Much of the UK’s flowering meadows have disappeared from our countryside in recent years but there is one surprising oasis of wildflowers remaining – roadside verges.
Almost half of the UK’s flora can be found growing on roadside verges, providing food for the bees, butterflies, birds and bugs that help support other wildlife. Road verges also provide important connectivity for insects, birds, mammals and plants, especially in towns and cities where they act as corridors to join our parks, gardens and the wider countryside.
But road verges have themselves come pressure. Concerns about safety and access, budget constraints, a desire for ‘neatness’ and difficulties with the collection of litter and grass clippings have made their wildlife value a low priority for many councils.
Managed in the right way, verges and the wildlife they support can flourish.

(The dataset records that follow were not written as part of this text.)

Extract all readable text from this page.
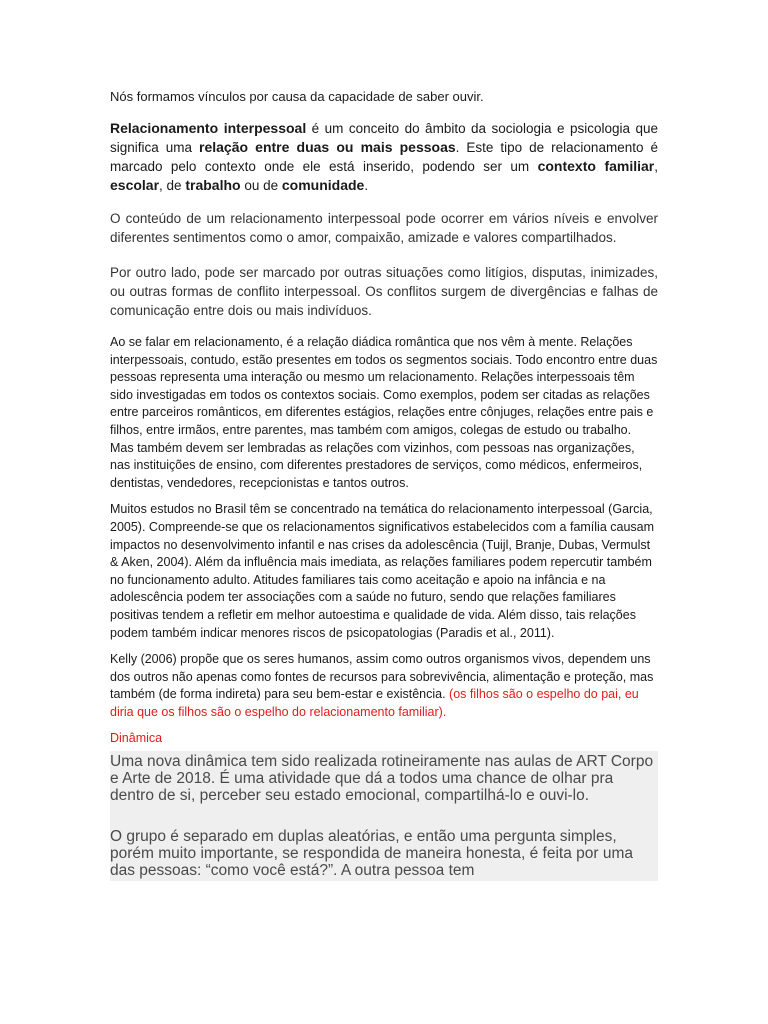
Nós formamos vínculos por causa da capacidade de saber ouvir.

Relacionamento interpessoal é um conceito do âmbito da sociologia e psicologia que significa uma relação entre duas ou mais pessoas. Este tipo de relacionamento é marcado pelo contexto onde ele está inserido, podendo ser um contexto familiar, escolar, de trabalho ou de comunidade.

O conteúdo de um relacionamento interpessoal pode ocorrer em vários níveis e envolver diferentes sentimentos como o amor, compaixão, amizade e valores compartilhados.

Por outro lado, pode ser marcado por outras situações como litígios, disputas, inimizades, ou outras formas de conflito interpessoal. Os conflitos surgem de divergências e falhas de comunicação entre dois ou mais indivíduos.

Ao se falar em relacionamento, é a relação diádica romântica que nos vêm à mente. Relações interpessoais, contudo, estão presentes em todos os segmentos sociais. Todo encontro entre duas pessoas representa uma interação ou mesmo um relacionamento. Relações interpessoais têm sido investigadas em todos os contextos sociais. Como exemplos, podem ser citadas as relações entre parceiros românticos, em diferentes estágios, relações entre cônjuges, relações entre pais e filhos, entre irmãos, entre parentes, mas também com amigos, colegas de estudo ou trabalho. Mas também devem ser lembradas as relações com vizinhos, com pessoas nas organizações, nas instituições de ensino, com diferentes prestadores de serviços, como médicos, enfermeiros, dentistas, vendedores, recepcionistas e tantos outros.

Muitos estudos no Brasil têm se concentrado na temática do relacionamento interpessoal (Garcia, 2005). Compreende-se que os relacionamentos significativos estabelecidos com a família causam impactos no desenvolvimento infantil e nas crises da adolescência (Tuijl, Branje, Dubas, Vermulst & Aken, 2004). Além da influência mais imediata, as relações familiares podem repercutir também no funcionamento adulto. Atitudes familiares tais como aceitação e apoio na infância e na adolescência podem ter associações com a saúde no futuro, sendo que relações familiares positivas tendem a refletir em melhor autoestima e qualidade de vida. Além disso, tais relações podem também indicar menores riscos de psicopatologias (Paradis et al., 2011).

Kelly (2006) propõe que os seres humanos, assim como outros organismos vivos, dependem uns dos outros não apenas como fontes de recursos para sobrevivência, alimentação e proteção, mas também (de forma indireta) para seu bem-estar e existência. (os filhos são o espelho do pai, eu diria que os filhos são o espelho do relacionamento familiar).

Dinâmica

Uma nova dinâmica tem sido realizada rotineiramente nas aulas de ART Corpo e Arte de 2018. É uma atividade que dá a todos uma chance de olhar pra dentro de si, perceber seu estado emocional, compartilhá-lo e ouvi-lo.

O grupo é separado em duplas aleatórias, e então uma pergunta simples, porém muito importante, se respondida de maneira honesta, é feita por uma das pessoas: “como você está?”. A outra pessoa tem
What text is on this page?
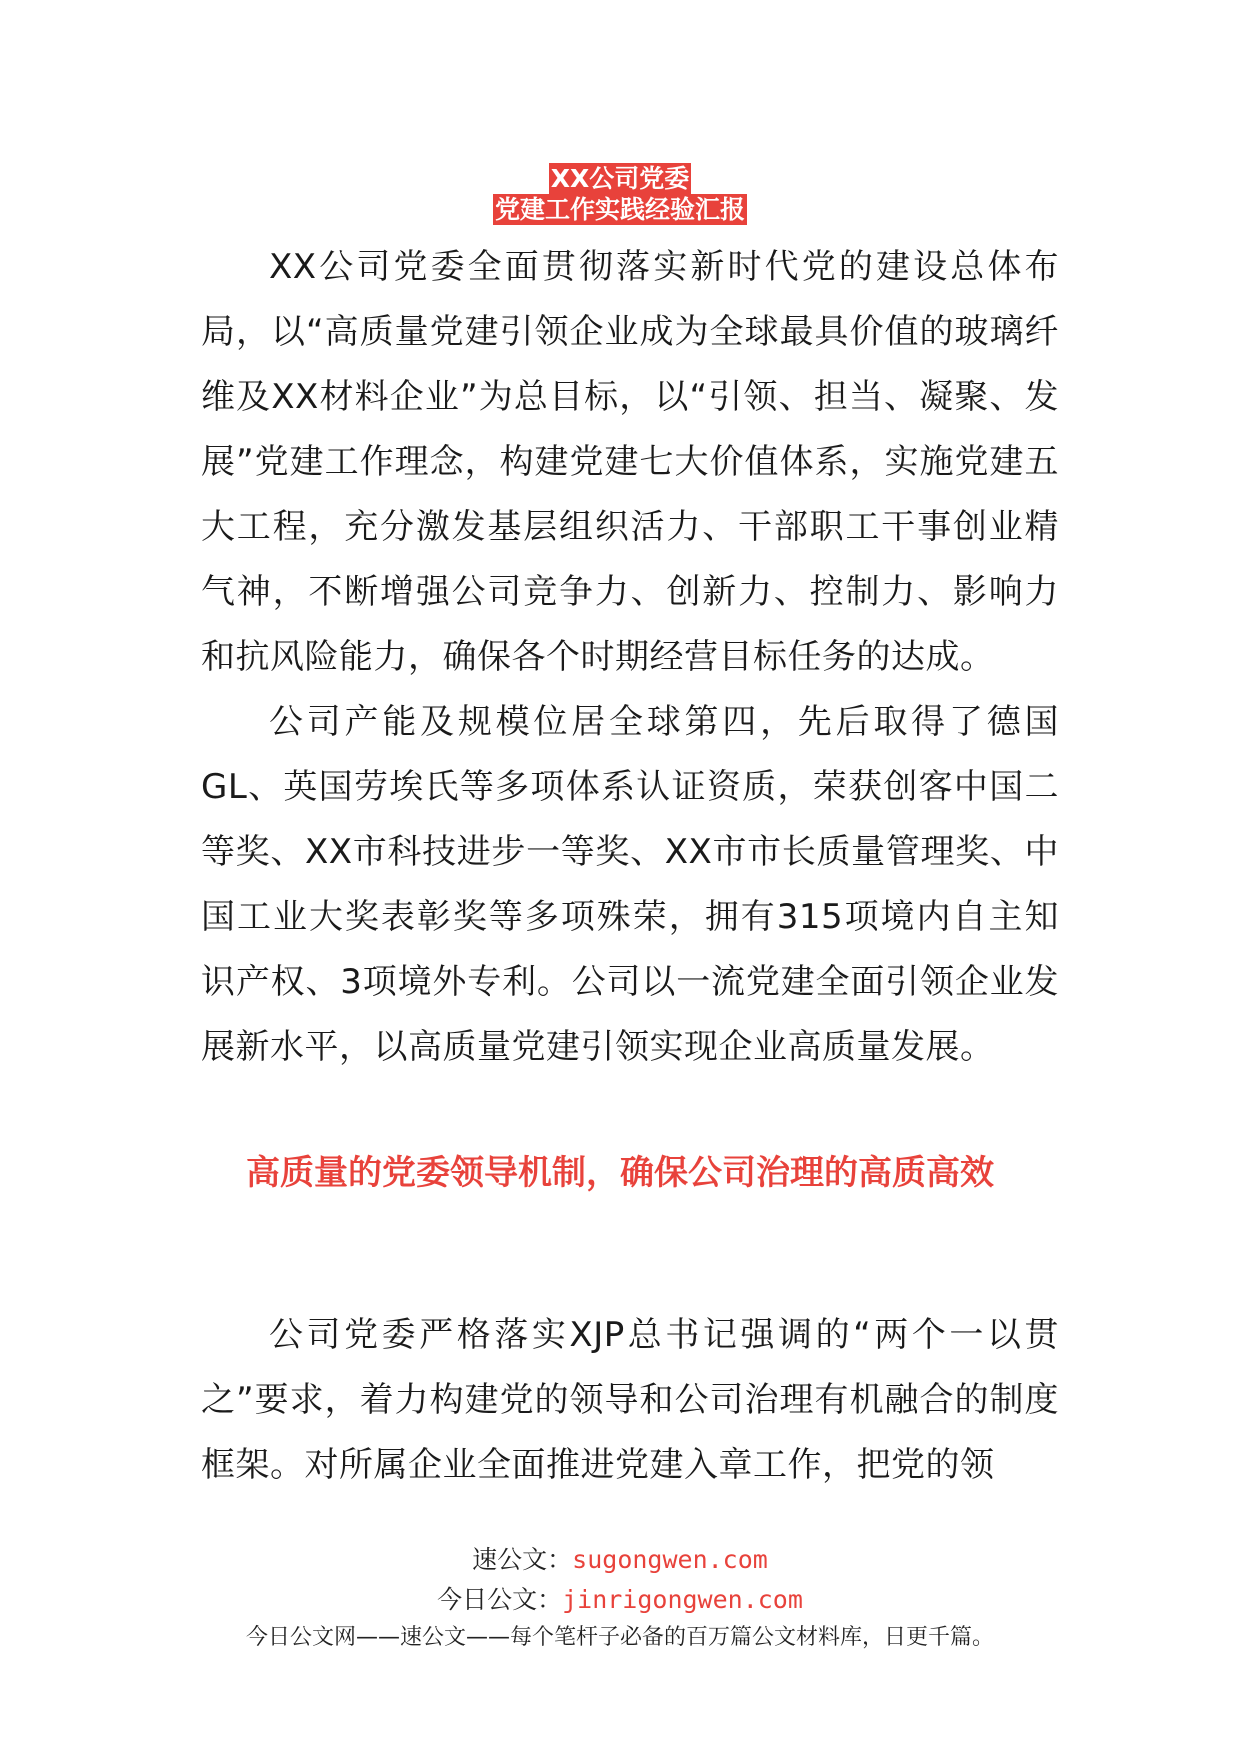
XX公司党委
党建工作实践经验汇报

XX公司党委全面贯彻落实新时代党的建设总体布局，以“高质量党建引领企业成为全球最具价值的玻璃纤维及XX材料企业”为总目标，以“引领、担当、凝聚、发展”党建工作理念，构建党建七大价值体系，实施党建五大工程，充分激发基层组织活力、干部职工干事创业精气神，不断增强公司竞争力、创新力、控制力、影响力和抗风险能力，确保各个时期经营目标任务的达成。

公司产能及规模位居全球第四，先后取得了德国GL、英国劳埃氏等多项体系认证资质，荣获创客中国二等奖、XX市科技进步一等奖、XX市市长质量管理奖、中国工业大奖表彰奖等多项殊荣，拥有315项境内自主知识产权、3项境外专利。公司以一流党建全面引领企业发展新水平，以高质量党建引领实现企业高质量发展。

高质量的党委领导机制，确保公司治理的高质高效

公司党委严格落实XJP总书记强调的“两个一以贯之”要求，着力构建党的领导和公司治理有机融合的制度框架。对所属企业全面推进党建入章工作，把党的领

速公文：sugongwen.com
今日公文：jinrigongwen.com
今日公文网——速公文——每个笔杆子必备的百万篇公文材料库，日更千篇。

This can mean mowing later and less frequently to allow wildflowers to set seed, among other things.
The nature charity Plantlife has done great work campaigning for rural road verges to be managed for nature, recently helping Hampshire County Council to revamp its management of rural verges across the county.
Now PeCAN wants to bring that message into towns so that it can apply to urban verges as well.
Working with East Hampshire District Council, The Petersfield Society and Alton Climate Action Network, we are looking at ways to help the council identify which of the verges in Petersfield town are suitable for conservation mowing and which must be kept short for traffic safety reasons.